Defendant Hero International Corporation was the owner of a large tract of land in Richmond. In 1969, Defendant’s board of directors voted that the corporation sell the land to Plaintiff, John Lucey, and that Defendant's President, Henry Rose, be authorized to sign the deed and any other papers needed to effectuate the transfer. No other corporate vote on the matter was ever taken. On March 13, 1969, defendant conveyed to the plaintiff by warranty deed the five-acre parcel. The transaction was consummated by the defendant’s attorney. At that same meeting, the plaintiff executed a real estate sales agreement that granted plaintiff an option to purchase additional specified land belonging to the defendant. The agreement was mailed to Rose who, without consulting the other officers of the corporation, deleted from the option paragraph the specification of the land that the plaintiff had the option to buy. In August 1969, the plaintiff met Rose and told him that the defendant was obliged to sell to the plaintiff whatever portion of the defendant’s remaining land he wished to buy. No agreement was reached, whereupon Lucey commenced the present litigation. Defendant company appealed an interlocutory and final decree confirming a master’s report ordering it to convey land to the purchaser under the agreement.
Pursuant to the option granted to the plaintiff, did the defendant have the obligation to convey to the plaintiff whatever land the latter wished to buy?

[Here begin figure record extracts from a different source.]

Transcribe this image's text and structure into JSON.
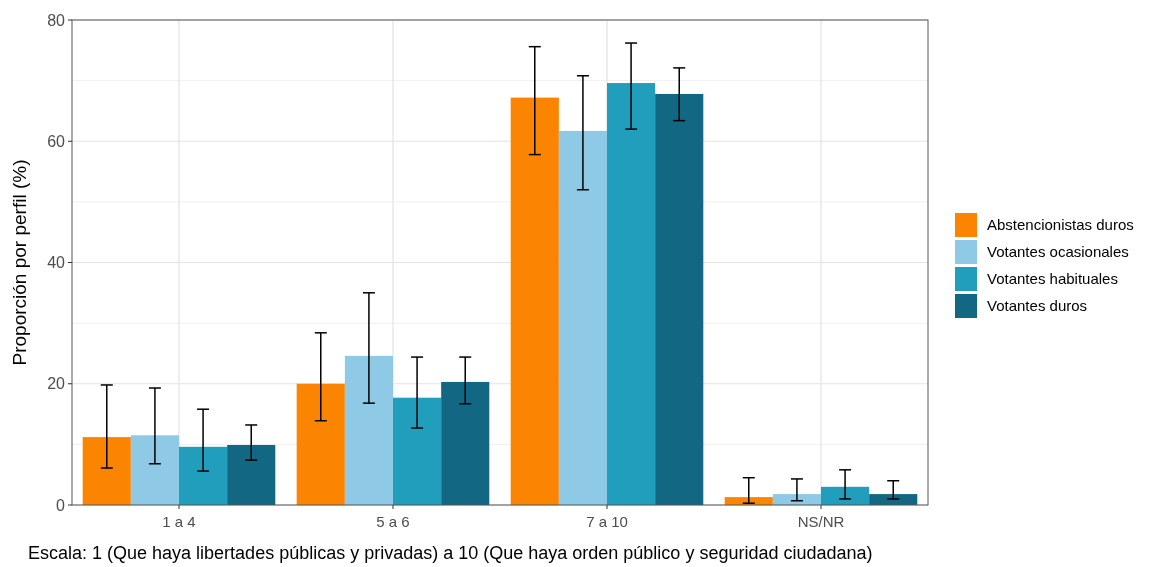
{
  "chart_data": {
    "type": "bar",
    "categories": [
      "1 a 4",
      "5 a 6",
      "7 a 10",
      "NS/NR"
    ],
    "series": [
      {
        "name": "Abstencionistas duros",
        "color": "#fb8500",
        "values": [
          11.2,
          20.0,
          67.2,
          1.3
        ],
        "errors": [
          [
            6.1,
            19.8
          ],
          [
            13.9,
            28.4
          ],
          [
            57.8,
            75.6
          ],
          [
            0.3,
            4.5
          ]
        ]
      },
      {
        "name": "Votantes ocasionales",
        "color": "#8ecae6",
        "values": [
          11.5,
          24.6,
          61.7,
          1.8
        ],
        "errors": [
          [
            6.8,
            19.3
          ],
          [
            16.8,
            35.0
          ],
          [
            52.0,
            70.8
          ],
          [
            0.7,
            4.3
          ]
        ]
      },
      {
        "name": "Votantes habituales",
        "color": "#219ebc",
        "values": [
          9.6,
          17.7,
          69.6,
          3.0
        ],
        "errors": [
          [
            5.6,
            15.8
          ],
          [
            12.7,
            24.4
          ],
          [
            62.0,
            76.2
          ],
          [
            1.0,
            5.8
          ]
        ]
      },
      {
        "name": "Votantes duros",
        "color": "#126782",
        "values": [
          9.9,
          20.3,
          67.8,
          1.8
        ],
        "errors": [
          [
            7.4,
            13.2
          ],
          [
            16.7,
            24.4
          ],
          [
            63.4,
            72.1
          ],
          [
            1.0,
            4.0
          ]
        ]
      }
    ],
    "ylabel": "Proporción por perfil (%)",
    "ylim": [
      0,
      80
    ],
    "yticks": [
      0,
      20,
      40,
      60,
      80
    ],
    "grid": true,
    "legend": "right",
    "annotations": [
      "Escala: 1 (Que haya libertades públicas y privadas) a 10 (Que haya orden público y seguridad ciudadana)"
    ]
  }
}
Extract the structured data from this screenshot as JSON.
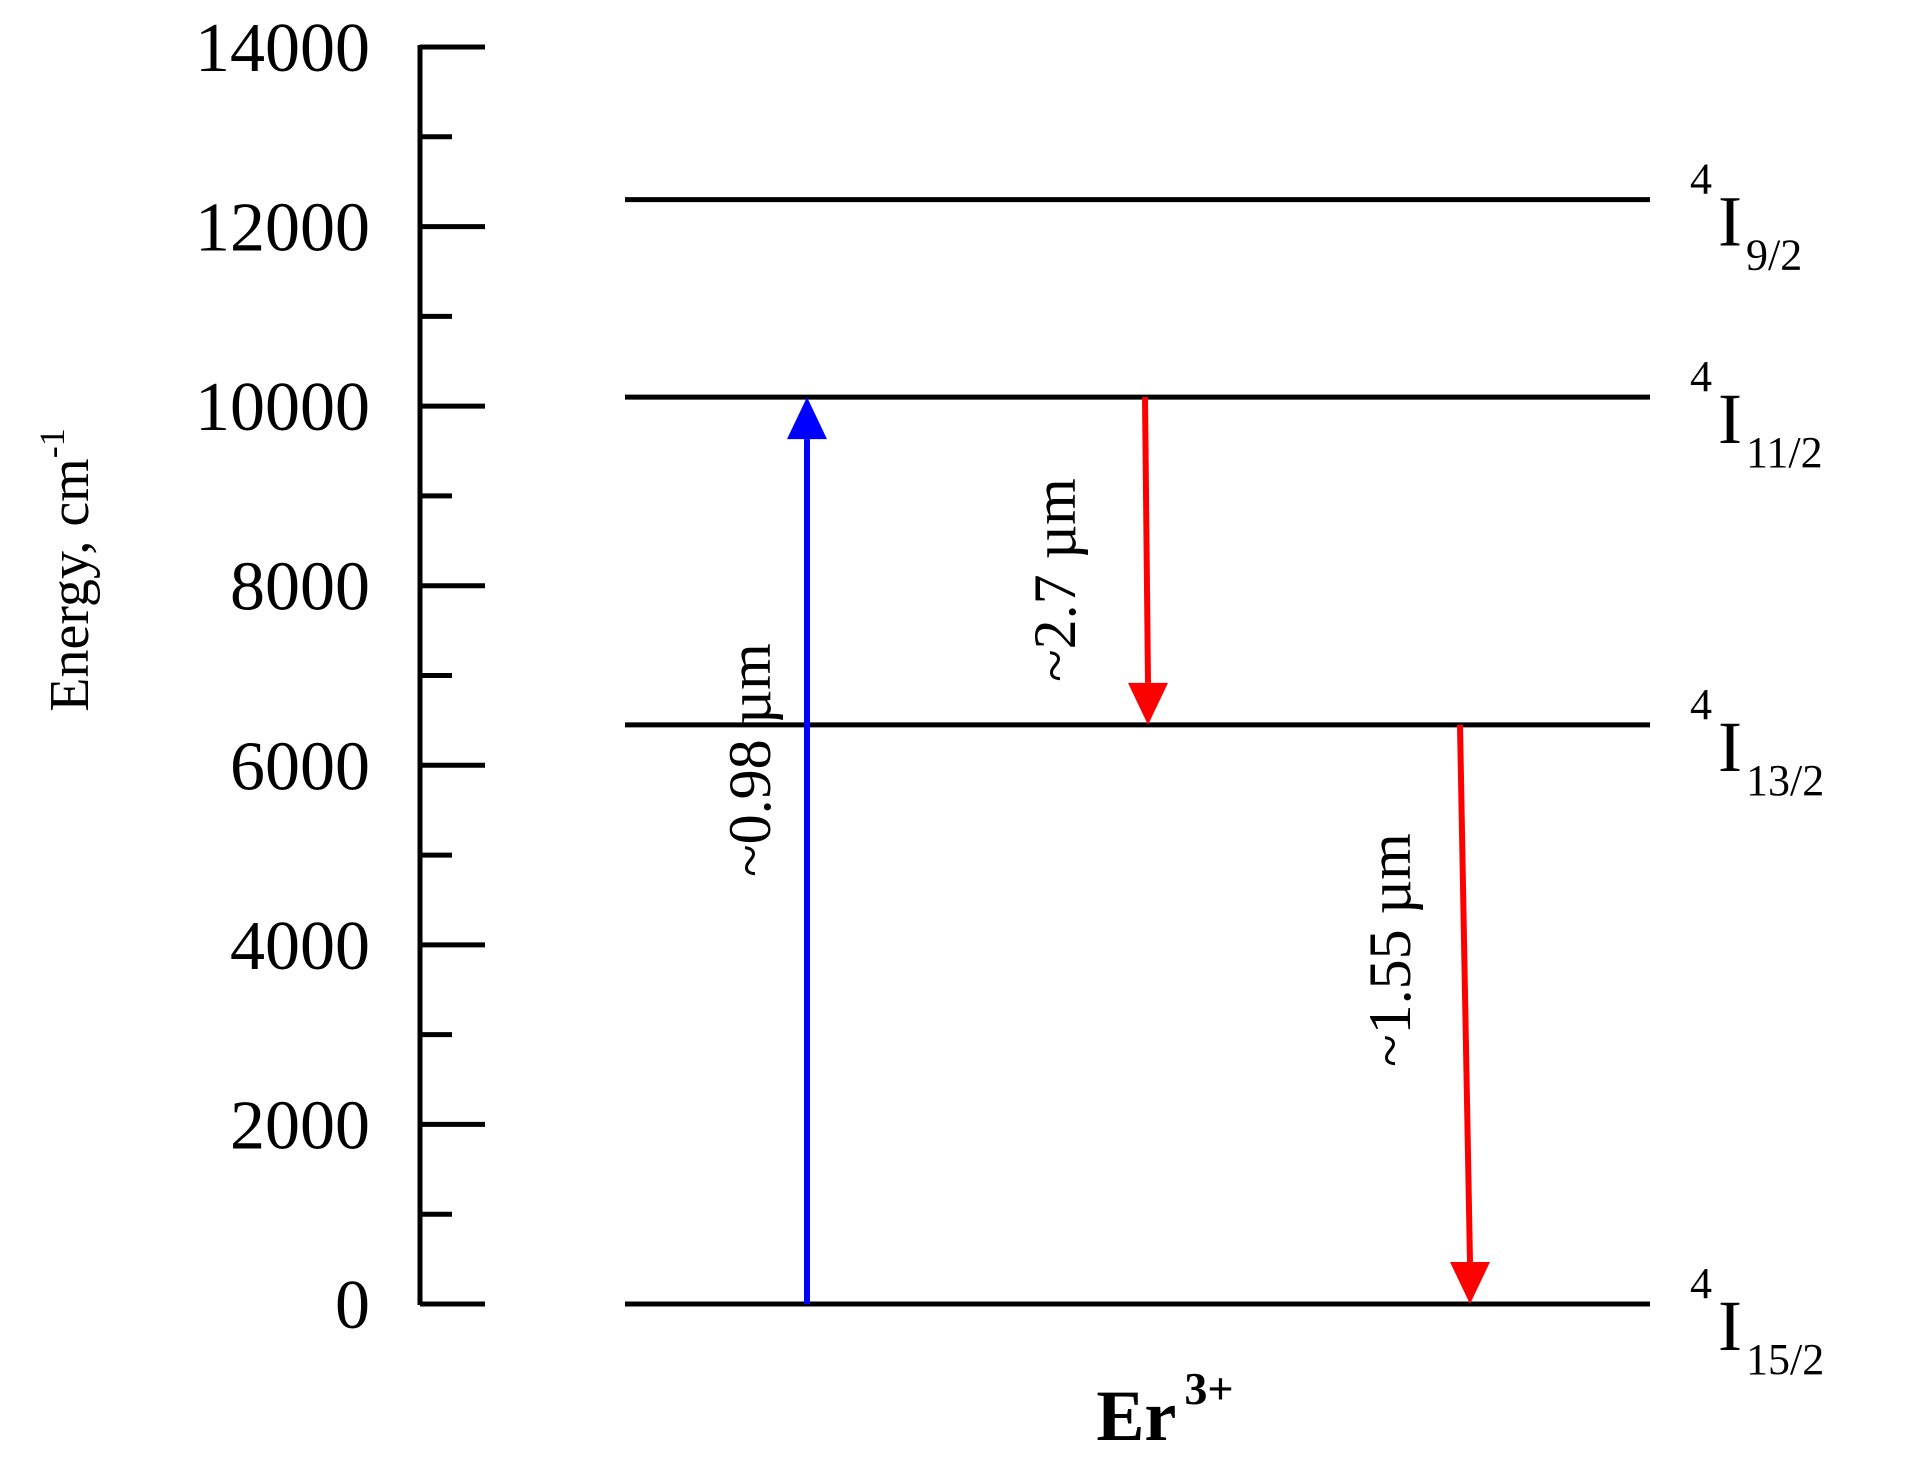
{
  "axis": {
    "title": "Energy, cm",
    "title_sup": "-1",
    "ylim": [
      0,
      14000
    ],
    "major_ticks": [
      0,
      2000,
      4000,
      6000,
      8000,
      10000,
      12000,
      14000
    ],
    "minor_ticks": [
      1000,
      3000,
      5000,
      7000,
      9000,
      11000,
      13000
    ],
    "tick_labels": [
      "0",
      "2000",
      "4000",
      "6000",
      "8000",
      "10000",
      "12000",
      "14000"
    ]
  },
  "levels": [
    {
      "sup": "4",
      "term": "I",
      "sub": "15/2",
      "energy": 0
    },
    {
      "sup": "4",
      "term": "I",
      "sub": "13/2",
      "energy": 6450
    },
    {
      "sup": "4",
      "term": "I",
      "sub": "11/2",
      "energy": 10100
    },
    {
      "sup": "4",
      "term": "I",
      "sub": "9/2",
      "energy": 12300
    }
  ],
  "transitions": [
    {
      "label": "~0.98 µm",
      "from": 0,
      "to": 10100,
      "direction": "up",
      "color": "#0000ff"
    },
    {
      "label": "~2.7 µm",
      "from": 10100,
      "to": 6450,
      "direction": "down",
      "color": "#ff0000"
    },
    {
      "label": "~1.55 µm",
      "from": 6450,
      "to": 0,
      "direction": "down",
      "color": "#ff0000"
    }
  ],
  "ion": {
    "base": "Er",
    "sup": "3+"
  },
  "colors": {
    "axis": "#000000",
    "level": "#000000",
    "pump": "#0000ff",
    "emission": "#ff0000"
  }
}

The Court determined that the authorization given by the corporation’s board of directors did not confer upon Rose the authority to grant the plaintiff an option to purchase at a subsequent time additional land belonging to the defendant. According to the Court, since the authorizing instrument was the result of the formal corporate action taken at a duly called meeting of the corporation’s board of directors, the instrument can be assumed to spell out the intent of the principal accurately with a high degree of particularity. The Court averred that no express or implied authority was granted on the part of Rose to enter into the option agreement, and neither did the corporation ratify the option. Furthermore, the Court held that an agreement giving an option to purchase land “as mutually agreed upon by both parties” was too indefinite to be specially enforced because it did not contain a sufficient description of the land subject to the option but instead left the location for future negotiation.